Anyway... saved me a bunch of work. What's amazing to me is that the banner ad at the top of the page still kinda works. I'm sure the original ad network has been bought and sold a few times, but whoever's been in charge has made sure that none of the ad services bombed out, all these years later.

TheBang
12-01-2023, 03:00 PM
Yeah, ChatGPT was super-useful in helping me fix hundreds of date string formatting issues in the ninlive.com RSS feed. It probably would have taken me several hours to muddle through the code myself, but ChatGPT helped rapid prototype some code in minutes. After some testing and further refinement, the job only took about 30 minutes to complete. When I went to run the code and discovered I didn't have a PHP interpreter on my machine, I also had ChatGPT convert the code to Python.

But, you do have to be careful, because it can be really dumb. I noticed that it had created an extraneous subroutine in the code that did absolutely nothing. Although it didn't affect the output, it took three prompts to get ChatGPT to properly excise that code. One time, it even apologized for the error and then gave me "corrected" code that was exactly the same as before. I also noticed that it was constructing the formatted date string manually in the code. I had to ask it to rewrite the code using the Python-native date-handling functions.

Leviathant
12-01-2023, 03:32 PM
But, you do have to be careful, because it can be really dumb. I noticed that it had created an extraneous subroutine in the code that did absolutely nothing. Although it didn't affect the output, it took three prompts to get ChatGPT to properly excise that code. One time, it even apologized for the error and then gave me "corrected" code that was exactly the same as before. I also noticed that it was constructing the formatted date string manually in the code. I had to ask it to rewrite the code using the Python-native date-handling functions.

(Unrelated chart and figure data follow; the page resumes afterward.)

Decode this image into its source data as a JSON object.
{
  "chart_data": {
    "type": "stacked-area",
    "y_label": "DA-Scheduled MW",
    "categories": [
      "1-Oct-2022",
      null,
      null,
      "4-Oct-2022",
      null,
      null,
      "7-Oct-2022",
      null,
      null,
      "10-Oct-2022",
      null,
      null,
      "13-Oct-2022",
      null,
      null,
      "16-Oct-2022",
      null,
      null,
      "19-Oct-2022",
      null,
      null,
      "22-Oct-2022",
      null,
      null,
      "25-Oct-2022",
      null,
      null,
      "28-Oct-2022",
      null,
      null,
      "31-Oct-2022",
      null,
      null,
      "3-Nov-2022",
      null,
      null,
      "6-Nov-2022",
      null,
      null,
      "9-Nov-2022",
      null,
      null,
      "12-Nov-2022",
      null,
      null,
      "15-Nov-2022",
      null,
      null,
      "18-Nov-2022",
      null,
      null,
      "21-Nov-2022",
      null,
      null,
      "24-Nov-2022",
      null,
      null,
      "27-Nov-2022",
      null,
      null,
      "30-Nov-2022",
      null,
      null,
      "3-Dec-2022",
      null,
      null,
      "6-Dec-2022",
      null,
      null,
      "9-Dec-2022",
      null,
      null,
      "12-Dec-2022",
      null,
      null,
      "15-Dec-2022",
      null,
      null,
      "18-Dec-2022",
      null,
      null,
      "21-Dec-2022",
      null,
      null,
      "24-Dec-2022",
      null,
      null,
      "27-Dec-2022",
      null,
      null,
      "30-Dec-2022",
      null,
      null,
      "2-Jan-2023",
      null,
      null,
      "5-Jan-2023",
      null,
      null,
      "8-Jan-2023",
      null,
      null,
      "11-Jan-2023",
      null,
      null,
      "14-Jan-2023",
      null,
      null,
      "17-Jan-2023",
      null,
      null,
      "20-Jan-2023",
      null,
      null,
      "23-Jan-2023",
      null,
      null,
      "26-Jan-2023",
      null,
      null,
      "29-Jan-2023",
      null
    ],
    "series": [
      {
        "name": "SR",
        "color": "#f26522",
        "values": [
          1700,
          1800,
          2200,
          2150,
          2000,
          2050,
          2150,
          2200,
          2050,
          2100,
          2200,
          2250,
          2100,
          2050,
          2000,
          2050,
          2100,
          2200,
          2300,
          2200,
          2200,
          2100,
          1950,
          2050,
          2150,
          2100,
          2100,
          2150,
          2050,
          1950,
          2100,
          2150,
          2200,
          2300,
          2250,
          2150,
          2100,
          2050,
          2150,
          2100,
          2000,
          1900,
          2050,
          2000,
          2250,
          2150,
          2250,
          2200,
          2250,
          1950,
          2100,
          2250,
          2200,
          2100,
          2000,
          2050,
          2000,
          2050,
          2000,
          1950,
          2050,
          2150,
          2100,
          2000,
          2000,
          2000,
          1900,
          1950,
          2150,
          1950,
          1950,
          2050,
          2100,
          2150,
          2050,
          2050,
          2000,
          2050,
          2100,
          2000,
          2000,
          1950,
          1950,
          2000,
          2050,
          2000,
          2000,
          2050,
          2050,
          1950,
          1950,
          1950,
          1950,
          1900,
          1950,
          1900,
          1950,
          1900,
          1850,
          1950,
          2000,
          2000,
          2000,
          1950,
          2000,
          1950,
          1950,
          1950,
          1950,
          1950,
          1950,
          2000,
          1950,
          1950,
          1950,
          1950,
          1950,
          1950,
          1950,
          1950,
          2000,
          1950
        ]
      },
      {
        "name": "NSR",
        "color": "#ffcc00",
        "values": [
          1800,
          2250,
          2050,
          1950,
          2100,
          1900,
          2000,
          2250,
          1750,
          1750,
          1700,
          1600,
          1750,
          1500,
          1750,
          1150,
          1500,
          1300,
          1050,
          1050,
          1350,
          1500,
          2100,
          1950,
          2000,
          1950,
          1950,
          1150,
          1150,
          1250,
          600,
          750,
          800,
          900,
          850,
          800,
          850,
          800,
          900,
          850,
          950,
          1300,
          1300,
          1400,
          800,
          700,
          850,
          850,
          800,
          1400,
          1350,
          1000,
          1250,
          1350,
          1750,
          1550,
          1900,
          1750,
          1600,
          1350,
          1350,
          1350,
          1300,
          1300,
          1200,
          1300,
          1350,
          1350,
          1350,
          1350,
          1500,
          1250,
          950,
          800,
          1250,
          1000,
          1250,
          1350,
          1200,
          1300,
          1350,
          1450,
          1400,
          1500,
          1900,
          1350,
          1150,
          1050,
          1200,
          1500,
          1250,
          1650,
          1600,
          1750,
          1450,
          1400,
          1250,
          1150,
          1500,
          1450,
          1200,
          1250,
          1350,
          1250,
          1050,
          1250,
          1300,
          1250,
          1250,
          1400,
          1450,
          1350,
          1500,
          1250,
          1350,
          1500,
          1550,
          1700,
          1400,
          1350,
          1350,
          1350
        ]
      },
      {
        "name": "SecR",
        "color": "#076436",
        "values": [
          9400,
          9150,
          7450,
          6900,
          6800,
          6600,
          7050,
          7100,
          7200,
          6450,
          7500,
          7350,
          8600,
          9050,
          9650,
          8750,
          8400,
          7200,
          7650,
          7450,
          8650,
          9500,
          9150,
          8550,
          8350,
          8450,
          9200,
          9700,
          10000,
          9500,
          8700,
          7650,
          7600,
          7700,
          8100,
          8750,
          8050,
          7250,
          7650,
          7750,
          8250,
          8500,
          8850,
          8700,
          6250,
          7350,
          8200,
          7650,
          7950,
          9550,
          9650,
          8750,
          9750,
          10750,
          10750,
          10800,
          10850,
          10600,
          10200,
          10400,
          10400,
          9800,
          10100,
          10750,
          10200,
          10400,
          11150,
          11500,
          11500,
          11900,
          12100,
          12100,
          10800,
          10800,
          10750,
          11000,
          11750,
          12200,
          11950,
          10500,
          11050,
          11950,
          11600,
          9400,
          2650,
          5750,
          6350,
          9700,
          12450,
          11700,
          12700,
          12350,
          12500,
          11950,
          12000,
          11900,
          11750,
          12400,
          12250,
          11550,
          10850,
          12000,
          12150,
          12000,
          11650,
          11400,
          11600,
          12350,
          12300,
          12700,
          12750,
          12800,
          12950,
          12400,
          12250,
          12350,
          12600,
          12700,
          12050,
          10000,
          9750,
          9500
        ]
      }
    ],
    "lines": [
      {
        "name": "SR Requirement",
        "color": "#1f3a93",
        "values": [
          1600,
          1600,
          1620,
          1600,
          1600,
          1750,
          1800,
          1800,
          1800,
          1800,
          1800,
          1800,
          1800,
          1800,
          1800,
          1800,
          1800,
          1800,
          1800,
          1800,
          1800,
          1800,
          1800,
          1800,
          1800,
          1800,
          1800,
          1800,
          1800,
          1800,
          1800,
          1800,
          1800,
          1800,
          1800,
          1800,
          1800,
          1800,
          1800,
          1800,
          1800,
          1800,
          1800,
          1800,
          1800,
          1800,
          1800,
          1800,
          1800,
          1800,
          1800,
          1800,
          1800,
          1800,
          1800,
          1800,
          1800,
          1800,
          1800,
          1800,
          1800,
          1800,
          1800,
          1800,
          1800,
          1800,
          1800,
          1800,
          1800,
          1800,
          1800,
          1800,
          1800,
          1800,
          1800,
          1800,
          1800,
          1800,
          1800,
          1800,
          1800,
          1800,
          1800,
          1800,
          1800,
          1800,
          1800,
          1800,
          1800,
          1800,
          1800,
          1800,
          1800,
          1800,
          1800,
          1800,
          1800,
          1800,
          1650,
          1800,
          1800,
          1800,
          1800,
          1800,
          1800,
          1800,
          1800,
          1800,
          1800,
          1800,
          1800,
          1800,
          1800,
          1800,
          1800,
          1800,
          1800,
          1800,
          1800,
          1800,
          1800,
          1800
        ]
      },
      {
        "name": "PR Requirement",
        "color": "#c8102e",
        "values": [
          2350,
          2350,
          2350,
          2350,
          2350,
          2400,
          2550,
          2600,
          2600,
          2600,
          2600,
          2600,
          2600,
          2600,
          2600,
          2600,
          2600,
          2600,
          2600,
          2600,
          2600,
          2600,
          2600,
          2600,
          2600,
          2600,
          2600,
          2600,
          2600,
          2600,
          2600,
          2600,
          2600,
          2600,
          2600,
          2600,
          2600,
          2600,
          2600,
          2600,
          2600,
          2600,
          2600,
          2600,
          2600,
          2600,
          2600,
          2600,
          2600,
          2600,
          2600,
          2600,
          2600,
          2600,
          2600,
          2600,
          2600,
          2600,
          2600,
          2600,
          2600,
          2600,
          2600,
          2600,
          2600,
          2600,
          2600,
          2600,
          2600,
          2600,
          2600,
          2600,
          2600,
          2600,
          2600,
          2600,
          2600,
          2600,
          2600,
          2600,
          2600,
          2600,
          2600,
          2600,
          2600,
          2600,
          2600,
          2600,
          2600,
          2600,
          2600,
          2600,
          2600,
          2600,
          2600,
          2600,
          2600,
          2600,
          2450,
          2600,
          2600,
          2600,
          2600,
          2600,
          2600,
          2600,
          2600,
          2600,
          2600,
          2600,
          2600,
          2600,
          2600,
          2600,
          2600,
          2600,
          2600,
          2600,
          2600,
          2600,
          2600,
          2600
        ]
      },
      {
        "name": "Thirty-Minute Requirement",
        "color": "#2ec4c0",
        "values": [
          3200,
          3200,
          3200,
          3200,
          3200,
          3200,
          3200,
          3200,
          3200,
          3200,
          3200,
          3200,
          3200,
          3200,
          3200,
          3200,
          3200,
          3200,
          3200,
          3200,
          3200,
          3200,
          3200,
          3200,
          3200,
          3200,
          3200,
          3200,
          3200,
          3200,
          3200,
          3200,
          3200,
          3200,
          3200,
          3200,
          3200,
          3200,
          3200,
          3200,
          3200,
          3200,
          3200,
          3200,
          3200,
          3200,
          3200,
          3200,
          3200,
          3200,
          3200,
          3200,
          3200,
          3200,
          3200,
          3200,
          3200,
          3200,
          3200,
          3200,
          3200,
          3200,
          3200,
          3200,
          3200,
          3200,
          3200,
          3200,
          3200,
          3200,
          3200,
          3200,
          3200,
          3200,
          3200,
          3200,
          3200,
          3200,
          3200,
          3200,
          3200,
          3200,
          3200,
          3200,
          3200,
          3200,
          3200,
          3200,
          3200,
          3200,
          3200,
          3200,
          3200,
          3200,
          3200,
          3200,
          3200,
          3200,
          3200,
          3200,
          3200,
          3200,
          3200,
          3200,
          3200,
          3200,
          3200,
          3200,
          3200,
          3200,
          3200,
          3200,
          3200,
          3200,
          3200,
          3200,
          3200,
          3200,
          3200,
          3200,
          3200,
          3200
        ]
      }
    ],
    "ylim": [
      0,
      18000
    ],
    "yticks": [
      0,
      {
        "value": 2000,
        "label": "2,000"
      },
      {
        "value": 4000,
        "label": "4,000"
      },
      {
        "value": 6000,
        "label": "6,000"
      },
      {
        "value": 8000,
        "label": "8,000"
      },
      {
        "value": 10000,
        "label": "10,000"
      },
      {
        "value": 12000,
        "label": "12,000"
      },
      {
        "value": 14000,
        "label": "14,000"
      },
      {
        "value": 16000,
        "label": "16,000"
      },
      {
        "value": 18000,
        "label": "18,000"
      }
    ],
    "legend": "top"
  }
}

Yeah, there were definitely a few times where I realized I was talking to a wall. And as good as it is with creating regular expressions, it's still not as good as I am. That's okay though, I've been tech lead on a small team of junior developers, for multiple projects. Same thing, but the consequences of bad code making it into 'production' are way less scary, haha.

Erneuert
12-05-2023, 05:46 AM
Great work, Matt.

I’m just so worried where this ChatGPT is going to take us, long term.